Mr Phillips has been reappointed as head of the EHRC for a second term
Auditors have criticised the Equalities and Human Rights Commission, days after three of its commissioners resigned.
The National Audit Office has not fully signed off the EHRC's accounts because it re-employed senior staff soon after they got generous redundancy payments.
The Treasury refused to authorise the payments and the EHRC has accepted it did not follow the rules.
The Conservatives said the "careless waste of taxpayers' money" had been "totally unacceptable".
The new commission began work in October 2007, having taken on the work of the old Commission for Racial Equality (CRE), the Disability Rights Commission and the Equal Opportunities Commission.
But the NAO report says it faced problems right from the start because it was 140 staff short of its promised 525 workforce. It was particularly short of senior managers with only 10 of the 25 directors.
Seven people who had taken redundancy from the old CRE, at a cost of £629,276, were then re-employed on short term contracts at a cost of £323,708.
The Treasury did not authorise the payments beforehand and refused to do so retrospectively, pointing out the new salaries were much higher than the old ones and because it was "unclear" whether those staff had a break between the two jobs.
The total cost to the taxpayer of paying off these executives only to bring them back as consultants was almost £1m
Public Accounts Committee
It said there was a possibility the severance payments should have been repaid.
The NAO said five had been employed as of 1 October 2007, without the jobs being advertised - and left by 31 March 2008.
The remaining two had breaks between the jobs and were re-employed after a "competitive procurement process".
Edward Leigh, chairman of the public accounts committee which oversees the work of the NAO, said the report raised "difficult questions".
"Poor management and oversight following its creation resulted in EHRC being understaffed and unprepared," he said.
"In response, the department decided to rehire people who had been given redundancy only a few weeks before.
"The total cost to the taxpayer of paying off these executives only to bring them back as consultants was almost £1m."
NAO head Amyas Morse said delays in getting resources led to staff shortages at the EHRC which "made the mistake of re-employing some senior staff from predecessor bodies without authority".
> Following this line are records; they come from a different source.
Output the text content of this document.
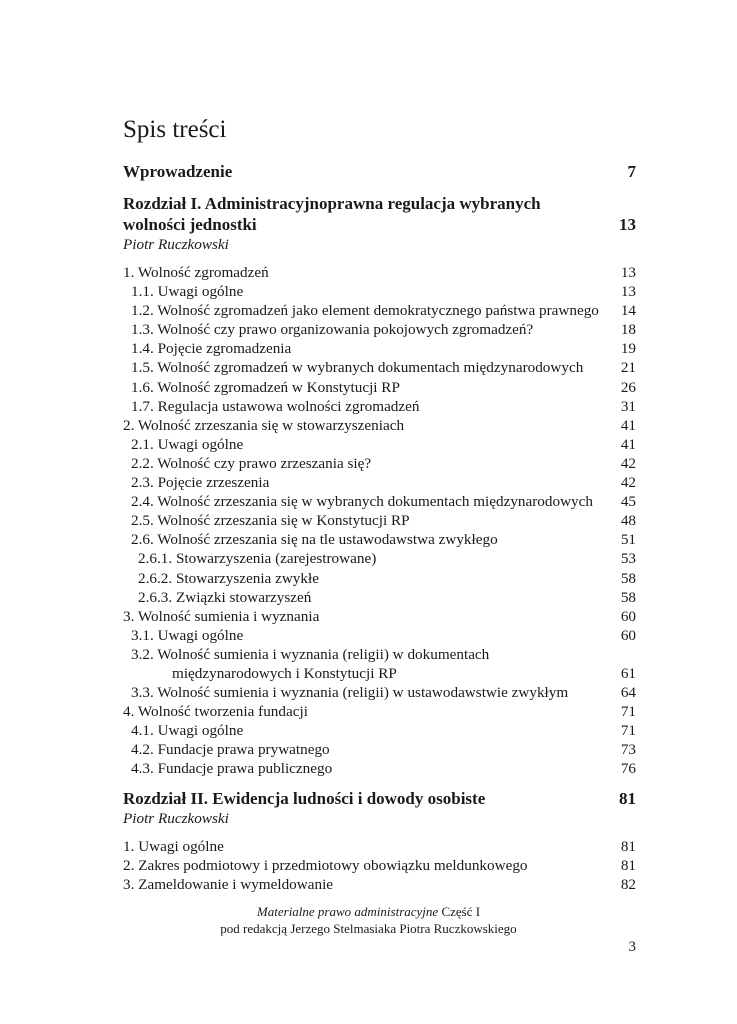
Spis treści
Wprowadzenie	7
Rozdział I. Administracyjnoprawna regulacja wybranych
wolności jednostki	13
Piotr Ruczkowski
1. Wolność zgromadzeń	13
1.1. Uwagi ogólne	13
1.2. Wolność zgromadzeń jako element demokratycznego państwa prawnego 14
1.3. Wolność czy prawo organizowania pokojowych zgromadzeń?	18
1.4. Pojęcie zgromadzenia	19
1.5. Wolność zgromadzeń w wybranych dokumentach międzynarodowych 21
1.6. Wolność zgromadzeń w Konstytucji RP	26
1.7. Regulacja ustawowa wolności zgromadzeń	31
2. Wolność zrzeszania się w stowarzyszeniach	41
2.1. Uwagi ogólne	41
2.2. Wolność czy prawo zrzeszania się?	42
2.3. Pojęcie zrzeszenia	42
2.4. Wolność zrzeszania się w wybranych dokumentach międzynarodowych 45
2.5. Wolność zrzeszania się w Konstytucji RP	48
2.6. Wolność zrzeszania się na tle ustawodawstwa zwykłego	51
2.6.1. Stowarzyszenia (zarejestrowane)	53
2.6.2. Stowarzyszenia zwykłe	58
2.6.3. Związki stowarzyszeń	58
3. Wolność sumienia i wyznania	60
3.1. Uwagi ogólne	60
3.2. Wolność sumienia i wyznania (religii) w dokumentach
międzynarodowych i Konstytucji RP	61
3.3. Wolność sumienia i wyznania (religii) w ustawodawstwie zwykłym	64
4. Wolność tworzenia fundacji	71
4.1. Uwagi ogólne	71
4.2. Fundacje prawa prywatnego	73
4.3. Fundacje prawa publicznego	76
Rozdział II. Ewidencja ludności i dowody osobiste	81
Piotr Ruczkowski
1. Uwagi ogólne	81
2. Zakres podmiotowy i przedmiotowy obowiązku meldunkowego	81
3. Zameldowanie i wymeldowanie	82
Materialne prawo administracyjne Część I
pod redakcją Jerzego Stelmasiaka Piotra Ruczkowskiego
3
"The shortage of senior staff weakened EHRC's ability to develop a clear business strategy, agree an organisational design and ensure effective operational management was in place," he said.
But he said "welcome progress" had been made on its controls and governance.
Shadow equalities minister Theresa May, said: "Such a careless waste of taxpayers' money is totally unacceptable. Never has the need been greater for public bodies to demonstrate restraint and value for money."
In a statement accompanying its annual report, the EHRC said: "The commission accepts that it did not follow the right procedures in re-engaging the staff referred to by the NAO.
"This does not imply any criticism of the staff concerned. The commission is grateful for the work carried out by those staff on its behalf."
The report comes after three commissioners resigned in days from the EHRC. There have been suggestions they went in protest at the reappointment last week of the body's chairman, Trevor Phillips, for a second three-year term.
But former CRE head Lord Ouseley told BBC Radio 4's World at One programme the problems at the EHRC could not be blamed solely on Mr Phillips.
"I would think that the commissioners have resigned out of frustration as a result of the commission not fulfilling the expectations of the many people who had high hopes for it," he said.
"It hasn't been critical of government where it should have been, it's been too close to government and I think the way it .. failed to merge staff from different backgrounds together is an indictment really."
A spokesman for the EHRC said: "It is always regrettable when commissioners resign and, given their wide-ranging experience and expertise, we hope that we will still work with them on our shared agenda.
"However, their resignations will not affect our day-to-day work making a real difference to people across the UK."